Section E.2 Unicode Transformation Formats
- Unicode extends the limited ASCII character set to include all the major characters of the world.
- Unicode makes use of three Unicode Transformation Formats (UTF): UTF-8, UTF-16 and UTF-32, each of which may be appropriate for use in different contexts.
- UTF-8 data consists of 8-bit bytes (sequences of one, two, three or four bytes depending on the character being encoded) and is well suited for ASCII-based systems, where there is a predominance of one-byte characters (ASCII represents characters as one byte).
- UTF-8 is a variable-width encoding form that is more compact for text involving mostly Latin characters and ASCII punctuation.
- UTF-16 is the default encoding form of the Unicode Standard. It is a variable-width encoding form that uses 16-bit code units instead of bytes. Most characters are represented by a single unit, but some characters require surrogate pairs.
- Surrogates are 16-bit integers in the range D800 through DFFF, which are used solely for the purpose of "escaping" into higher numbered characters.
- Without surrogate pairs, the UTF-16 encoding form can only encompass 65,000 characters, but with the surrogate pairs, this is expanded to include over a million characters.
- UTF-32 is a 32-bit encoding form.
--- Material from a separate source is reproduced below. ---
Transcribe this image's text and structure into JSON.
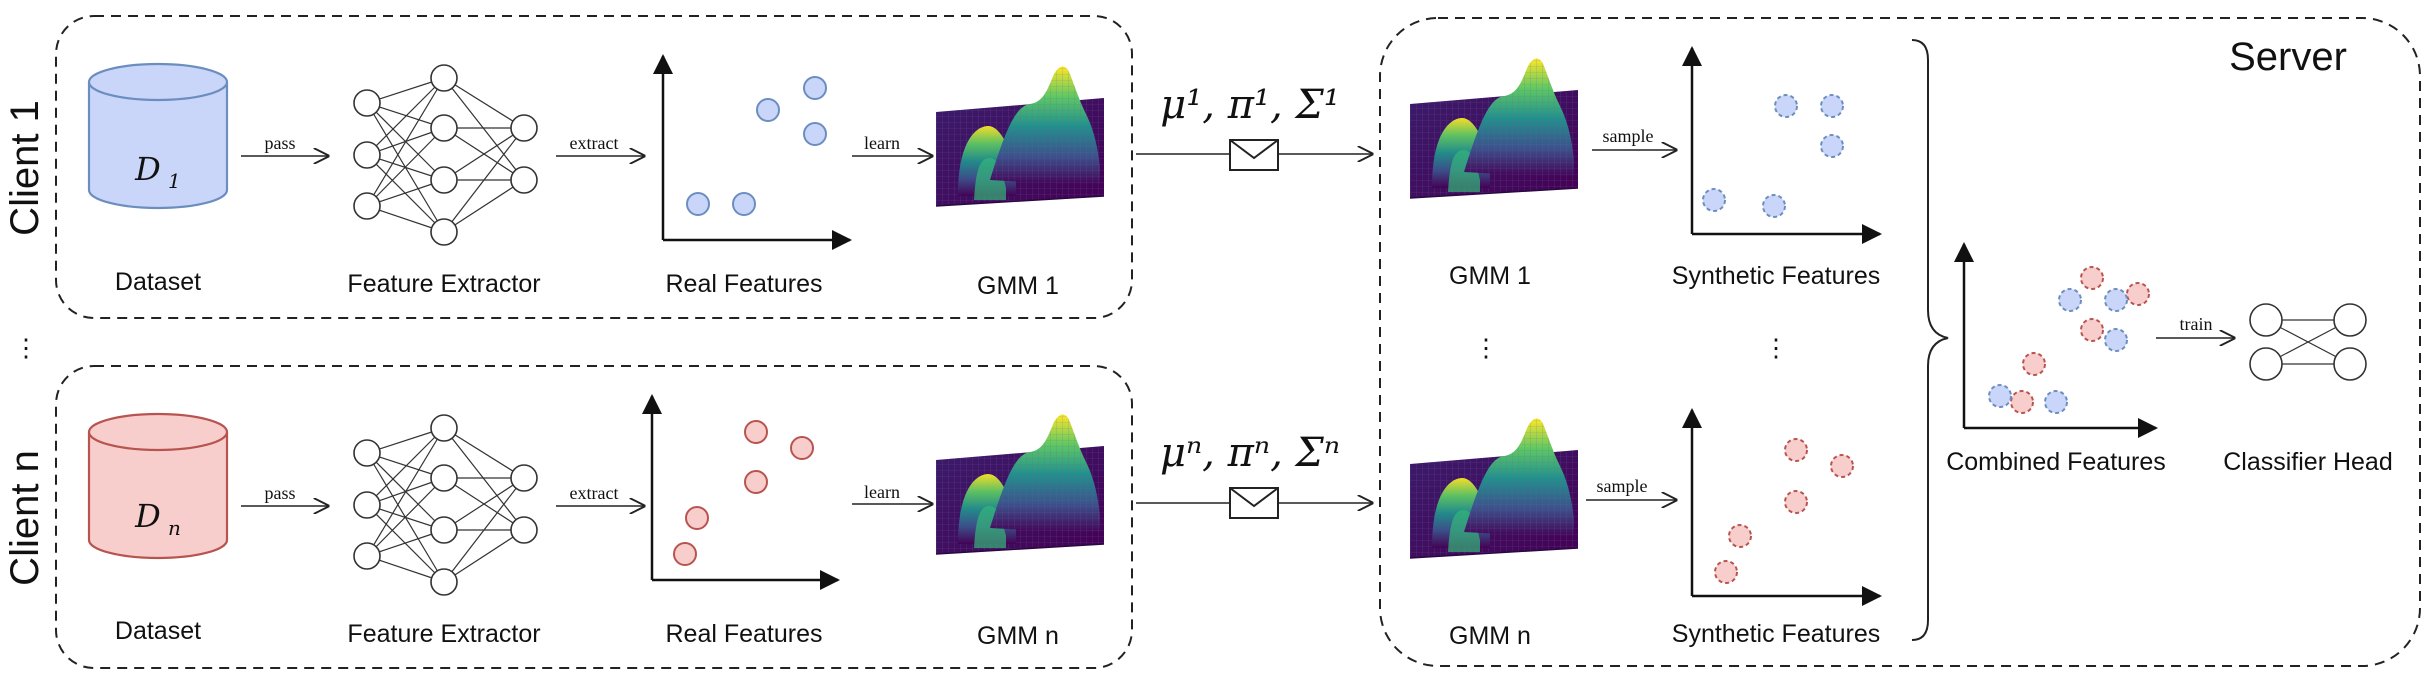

The major advantage of the fixed-width encoding form is that it uniformly expresses all characters, so that they are easy to handle in arrays and so forth.
Section E.3 Characters and Glyphs
- The Unicode Standard consists of characters. A character is any written component that can be represented by a numeric value.
- Characters are represented with glyphs (various shapes, fonts and sizes for displaying characters).
- Code values are bit combinations that represent encoded characters. The Unicode notation for a code value is U+yyyy, in which U+ refers to the Unicode code values, as opposed to other hexadecimal values. The yyyy represents a four-digit hexadecimal number.
- Currently, the Unicode Standard provides code values for 94,140 character representations.
Section E.4 Advantages/Disadvantages of Unicode
- An advantage of the Unicode Standard is its impact on the overall performance of the international economy. Applications that conform to an encoding standard can be processed easily by computers anywhere.
- Another advantage of the Unicode Standard is its portability. Applications written in Unicode can be easily transferred to different operating systems, databases, Web browsers and so on. Most companies currently support, or are planning to support, Unicode.
Section E.5 Using Unicode
- To obtain more information about the Unicode Standard and the Unicode Consortium, visit www.unicode.org. It contains a link to the code charts, which contain the 16-bit code values for the currently encoded characters.
- In the marking up of C# documents, the entity reference uyyyy is used, where yyyy represents the hexadecimal code value.